Wie stehen die Parteien zu TTIP?

Ein Überblick zu den Positionen von CDU, CSU, SPD, Linkspartei, Bündnis 90/Die Grünen, Piraten, FDP, AfD und DKP

  • Christian Baron
  • Lesedauer: 5 Min.
Während die Gegner der Freihandelsabkommen TTIP und CETA für das Wochenende zu Protesten in Hannover aufrufen, beantworten wir die Frage: Wie stehen die wichtigsten politischen Parteien in Deutschland zu TTIP?

Durch die transatlantischen Freihandelsabkommen TTIP und CETA soll künftig eine Freihandelszone die EU-Länder und die Vereinigten Staaten vereinen. Zölle sollen fallen, Handelshemmnisse beseitigt werden. Vor allem Großkonzerne erhoffen sich davon erhebliche Kosteneinsparungen. Bei den Abkommen geht es aber auch um gesellschaftspolitische Standards.

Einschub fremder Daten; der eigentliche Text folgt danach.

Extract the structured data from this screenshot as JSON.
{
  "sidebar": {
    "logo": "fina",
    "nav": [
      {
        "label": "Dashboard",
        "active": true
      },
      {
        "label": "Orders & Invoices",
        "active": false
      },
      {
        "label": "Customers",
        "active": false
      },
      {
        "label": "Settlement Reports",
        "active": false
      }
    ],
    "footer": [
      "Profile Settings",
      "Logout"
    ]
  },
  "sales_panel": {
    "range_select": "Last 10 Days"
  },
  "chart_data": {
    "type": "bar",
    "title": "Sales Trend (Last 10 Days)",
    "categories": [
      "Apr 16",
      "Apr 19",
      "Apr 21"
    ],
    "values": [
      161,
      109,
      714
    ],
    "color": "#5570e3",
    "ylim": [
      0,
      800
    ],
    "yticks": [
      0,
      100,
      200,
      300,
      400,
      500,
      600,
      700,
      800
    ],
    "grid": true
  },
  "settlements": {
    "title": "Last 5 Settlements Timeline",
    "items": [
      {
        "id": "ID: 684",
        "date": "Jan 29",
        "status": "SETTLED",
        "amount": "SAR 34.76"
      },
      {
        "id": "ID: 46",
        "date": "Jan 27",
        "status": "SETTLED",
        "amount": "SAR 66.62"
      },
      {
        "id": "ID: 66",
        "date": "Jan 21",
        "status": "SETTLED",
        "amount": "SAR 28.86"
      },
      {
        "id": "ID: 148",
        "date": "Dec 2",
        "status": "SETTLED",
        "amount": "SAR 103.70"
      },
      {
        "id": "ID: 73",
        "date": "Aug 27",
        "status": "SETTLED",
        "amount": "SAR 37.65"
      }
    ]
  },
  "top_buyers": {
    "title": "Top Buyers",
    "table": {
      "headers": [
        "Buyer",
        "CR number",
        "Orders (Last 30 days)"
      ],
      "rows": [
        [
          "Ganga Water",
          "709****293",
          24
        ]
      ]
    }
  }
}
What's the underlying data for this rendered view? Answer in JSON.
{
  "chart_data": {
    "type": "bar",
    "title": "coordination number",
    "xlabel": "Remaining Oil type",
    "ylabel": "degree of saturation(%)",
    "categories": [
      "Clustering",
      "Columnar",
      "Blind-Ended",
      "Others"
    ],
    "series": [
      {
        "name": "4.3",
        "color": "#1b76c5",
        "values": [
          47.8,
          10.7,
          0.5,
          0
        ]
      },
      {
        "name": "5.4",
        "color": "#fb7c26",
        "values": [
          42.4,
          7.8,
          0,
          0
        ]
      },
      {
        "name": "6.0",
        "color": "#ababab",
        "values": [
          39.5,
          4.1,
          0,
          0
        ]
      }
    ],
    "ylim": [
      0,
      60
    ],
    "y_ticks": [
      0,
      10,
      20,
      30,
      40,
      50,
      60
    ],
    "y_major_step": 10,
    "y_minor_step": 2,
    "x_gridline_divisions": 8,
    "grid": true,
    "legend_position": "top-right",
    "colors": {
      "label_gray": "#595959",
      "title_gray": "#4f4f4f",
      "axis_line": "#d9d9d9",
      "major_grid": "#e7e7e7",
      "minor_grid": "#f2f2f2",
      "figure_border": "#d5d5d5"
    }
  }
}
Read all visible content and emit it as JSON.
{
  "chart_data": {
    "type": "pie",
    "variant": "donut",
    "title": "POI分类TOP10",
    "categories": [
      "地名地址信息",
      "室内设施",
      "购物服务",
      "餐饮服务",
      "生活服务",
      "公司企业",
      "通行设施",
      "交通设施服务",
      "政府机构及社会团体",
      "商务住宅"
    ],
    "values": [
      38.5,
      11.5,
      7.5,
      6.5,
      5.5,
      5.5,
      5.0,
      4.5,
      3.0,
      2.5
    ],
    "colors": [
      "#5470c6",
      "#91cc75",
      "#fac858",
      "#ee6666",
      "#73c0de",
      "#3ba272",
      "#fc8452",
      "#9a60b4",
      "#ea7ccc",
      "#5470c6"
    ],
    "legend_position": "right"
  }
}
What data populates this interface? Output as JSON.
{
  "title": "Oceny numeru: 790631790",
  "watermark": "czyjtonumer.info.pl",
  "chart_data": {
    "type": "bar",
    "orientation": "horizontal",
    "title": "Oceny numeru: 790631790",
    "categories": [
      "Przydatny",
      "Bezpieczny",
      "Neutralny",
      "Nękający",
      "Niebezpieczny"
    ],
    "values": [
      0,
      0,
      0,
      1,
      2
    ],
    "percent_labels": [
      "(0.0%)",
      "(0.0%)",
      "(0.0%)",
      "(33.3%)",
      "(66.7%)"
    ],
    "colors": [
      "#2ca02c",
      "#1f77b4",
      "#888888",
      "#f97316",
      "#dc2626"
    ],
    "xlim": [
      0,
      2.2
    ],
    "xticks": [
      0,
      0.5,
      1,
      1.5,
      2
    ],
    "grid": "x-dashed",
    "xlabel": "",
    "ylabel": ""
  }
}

Kritiker sehen genau diese Standards stark gefährdet. Europa würde sich verpflichten, alle Regulierungen künftig TTIP-konform zu gestalten. Handelsrelevante Gesetze könnten demnach nur noch mit Zustimmung der USA zustande kommen. Künftige Verbesserungen von Umwelt-, Arbeitnehmer- und Verbraucherstandards in Europa würden erschwert, wenn nicht sogar verhindert.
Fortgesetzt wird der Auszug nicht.